# Advantage

Advantage functions are components in reinforcement learning used to calculate the advantage of an action relative to the average performance. In RLHF training, advantage functions guide policy optimization.

## Basic Interface

```python
class Advantage:

    def __call__(self,
                 rewards: Union['torch.Tensor', List[float]],
                 num_generations: int = 1,
                 scale: Literal['group', 'batch', 'none'] = 'group',
                 **kwargs) -> 'torch.Tensor':
        """
        Calculate advantage values

        Args:
            rewards: List or tensor of reward values
            num_generations: Number of samples generated per prompt
            scale: Normalization method
                - 'group': Normalize per group (GRPO)
                - 'batch': Normalize across entire batch
                - 'none': No normalization

        Returns:
            Advantage tensor
        """
        ...
```

## Available Advantage Functions

Twinkle provides two advantage function implementations:

### GRPOAdvantage

GRPO (Group Relative Policy Optimization) advantage function calculates advantages by subtracting the group mean.

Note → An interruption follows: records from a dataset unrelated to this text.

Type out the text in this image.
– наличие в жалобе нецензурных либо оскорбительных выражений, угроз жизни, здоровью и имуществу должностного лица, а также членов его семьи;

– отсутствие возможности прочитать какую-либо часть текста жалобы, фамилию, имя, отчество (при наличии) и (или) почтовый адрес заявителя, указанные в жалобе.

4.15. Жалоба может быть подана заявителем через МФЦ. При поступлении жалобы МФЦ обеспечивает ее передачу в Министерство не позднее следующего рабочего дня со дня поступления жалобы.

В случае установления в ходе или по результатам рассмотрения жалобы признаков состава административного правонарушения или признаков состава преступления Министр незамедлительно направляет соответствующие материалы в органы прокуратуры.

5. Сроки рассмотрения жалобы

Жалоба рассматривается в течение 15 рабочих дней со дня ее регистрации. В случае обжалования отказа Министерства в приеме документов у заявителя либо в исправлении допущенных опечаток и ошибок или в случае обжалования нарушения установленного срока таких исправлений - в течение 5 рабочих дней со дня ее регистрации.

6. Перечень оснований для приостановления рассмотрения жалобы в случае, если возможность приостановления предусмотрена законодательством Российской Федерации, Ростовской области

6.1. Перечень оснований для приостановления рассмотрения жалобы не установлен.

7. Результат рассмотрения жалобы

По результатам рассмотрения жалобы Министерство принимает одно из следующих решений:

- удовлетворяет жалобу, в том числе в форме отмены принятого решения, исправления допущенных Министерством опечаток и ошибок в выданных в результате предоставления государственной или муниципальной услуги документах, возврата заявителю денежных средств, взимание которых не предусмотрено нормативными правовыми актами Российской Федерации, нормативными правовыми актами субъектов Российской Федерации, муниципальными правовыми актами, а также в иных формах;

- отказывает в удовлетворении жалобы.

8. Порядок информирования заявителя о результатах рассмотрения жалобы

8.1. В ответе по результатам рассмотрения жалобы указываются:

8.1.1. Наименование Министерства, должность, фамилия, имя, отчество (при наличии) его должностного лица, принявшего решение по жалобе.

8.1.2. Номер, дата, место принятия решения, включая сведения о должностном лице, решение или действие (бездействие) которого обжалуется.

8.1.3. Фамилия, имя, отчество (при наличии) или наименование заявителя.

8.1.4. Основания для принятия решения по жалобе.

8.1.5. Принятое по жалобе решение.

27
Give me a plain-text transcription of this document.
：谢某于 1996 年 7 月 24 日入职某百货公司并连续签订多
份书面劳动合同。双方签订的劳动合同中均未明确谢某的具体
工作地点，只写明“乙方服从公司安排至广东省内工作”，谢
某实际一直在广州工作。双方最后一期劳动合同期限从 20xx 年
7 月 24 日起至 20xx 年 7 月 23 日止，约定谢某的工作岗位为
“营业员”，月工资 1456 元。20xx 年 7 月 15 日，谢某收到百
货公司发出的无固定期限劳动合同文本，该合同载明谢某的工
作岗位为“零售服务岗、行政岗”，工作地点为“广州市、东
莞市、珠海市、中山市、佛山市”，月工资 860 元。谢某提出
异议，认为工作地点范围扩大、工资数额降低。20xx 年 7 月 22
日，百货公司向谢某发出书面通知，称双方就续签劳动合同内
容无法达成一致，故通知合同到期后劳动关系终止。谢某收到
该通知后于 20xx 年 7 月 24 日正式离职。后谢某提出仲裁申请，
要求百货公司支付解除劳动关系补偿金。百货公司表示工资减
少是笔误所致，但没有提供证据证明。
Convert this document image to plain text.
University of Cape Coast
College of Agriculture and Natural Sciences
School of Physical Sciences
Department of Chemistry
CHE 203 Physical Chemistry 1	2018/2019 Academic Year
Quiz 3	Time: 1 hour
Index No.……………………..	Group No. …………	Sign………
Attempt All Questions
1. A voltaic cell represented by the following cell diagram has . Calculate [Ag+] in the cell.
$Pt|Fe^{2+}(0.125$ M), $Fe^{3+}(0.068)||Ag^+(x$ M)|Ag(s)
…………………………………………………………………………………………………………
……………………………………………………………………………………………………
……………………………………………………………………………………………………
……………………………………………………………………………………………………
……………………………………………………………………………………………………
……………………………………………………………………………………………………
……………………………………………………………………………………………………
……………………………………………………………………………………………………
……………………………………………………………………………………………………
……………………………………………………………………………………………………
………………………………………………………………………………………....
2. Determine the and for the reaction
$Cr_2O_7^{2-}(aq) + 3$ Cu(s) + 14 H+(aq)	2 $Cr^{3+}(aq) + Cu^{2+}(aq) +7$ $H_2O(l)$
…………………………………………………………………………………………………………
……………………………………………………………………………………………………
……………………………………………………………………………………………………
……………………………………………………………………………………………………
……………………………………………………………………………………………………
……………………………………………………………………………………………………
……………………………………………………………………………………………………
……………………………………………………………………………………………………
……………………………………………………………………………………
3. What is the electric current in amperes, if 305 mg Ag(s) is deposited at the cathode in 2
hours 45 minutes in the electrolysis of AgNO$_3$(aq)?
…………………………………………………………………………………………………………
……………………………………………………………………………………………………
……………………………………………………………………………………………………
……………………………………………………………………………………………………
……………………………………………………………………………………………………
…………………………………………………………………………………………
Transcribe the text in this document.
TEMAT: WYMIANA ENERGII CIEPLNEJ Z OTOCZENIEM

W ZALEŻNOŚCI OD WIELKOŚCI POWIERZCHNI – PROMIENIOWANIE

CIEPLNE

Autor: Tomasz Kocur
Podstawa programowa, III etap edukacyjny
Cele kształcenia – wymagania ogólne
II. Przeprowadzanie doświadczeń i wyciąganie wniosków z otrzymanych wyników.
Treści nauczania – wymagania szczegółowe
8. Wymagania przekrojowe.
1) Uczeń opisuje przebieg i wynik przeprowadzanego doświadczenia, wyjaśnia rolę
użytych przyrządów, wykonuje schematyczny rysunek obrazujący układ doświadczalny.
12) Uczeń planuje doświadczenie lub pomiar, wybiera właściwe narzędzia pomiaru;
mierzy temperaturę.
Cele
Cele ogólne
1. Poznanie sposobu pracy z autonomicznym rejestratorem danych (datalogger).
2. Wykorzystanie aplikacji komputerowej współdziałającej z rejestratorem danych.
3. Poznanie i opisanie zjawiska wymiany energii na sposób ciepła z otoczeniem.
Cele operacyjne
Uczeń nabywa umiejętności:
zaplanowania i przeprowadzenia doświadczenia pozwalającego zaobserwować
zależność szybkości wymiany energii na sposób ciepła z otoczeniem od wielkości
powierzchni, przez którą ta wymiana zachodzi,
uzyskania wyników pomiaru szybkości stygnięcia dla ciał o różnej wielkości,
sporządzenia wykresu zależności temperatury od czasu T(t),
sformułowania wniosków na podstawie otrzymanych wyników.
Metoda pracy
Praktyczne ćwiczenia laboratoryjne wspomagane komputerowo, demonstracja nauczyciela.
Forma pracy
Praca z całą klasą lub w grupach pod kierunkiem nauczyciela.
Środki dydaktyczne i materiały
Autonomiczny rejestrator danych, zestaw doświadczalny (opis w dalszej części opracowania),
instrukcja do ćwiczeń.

- Simple and efficient, suitable for most scenarios
- Reduces variance and improves training stability
- Performs relative comparisons within groups

See: [GRPOAdvantage](GRPOAdvantage.md)

### RLOOAdvantage

RLOO (Reinforcement Learning with Leave-One-Out) advantage function uses leave-one-out method to calculate baselines.

- Theoretically superior, reduces bias
- Requires more samples (recommend 8 or more)
- More accurate counterfactual baseline estimation

See: [RLOOAdvantage](RLOOAdvantage.md)

## How to Choose

- **GRPO**: Suitable for scenarios with fewer samples (around 4), high computational efficiency
- **RLOO**: Suitable for scenarios with more samples (8 or more), better theoretical performance

> The choice of advantage function has a significant impact on RLHF training effectiveness. It's recommended to choose based on computational resources and sample quantity.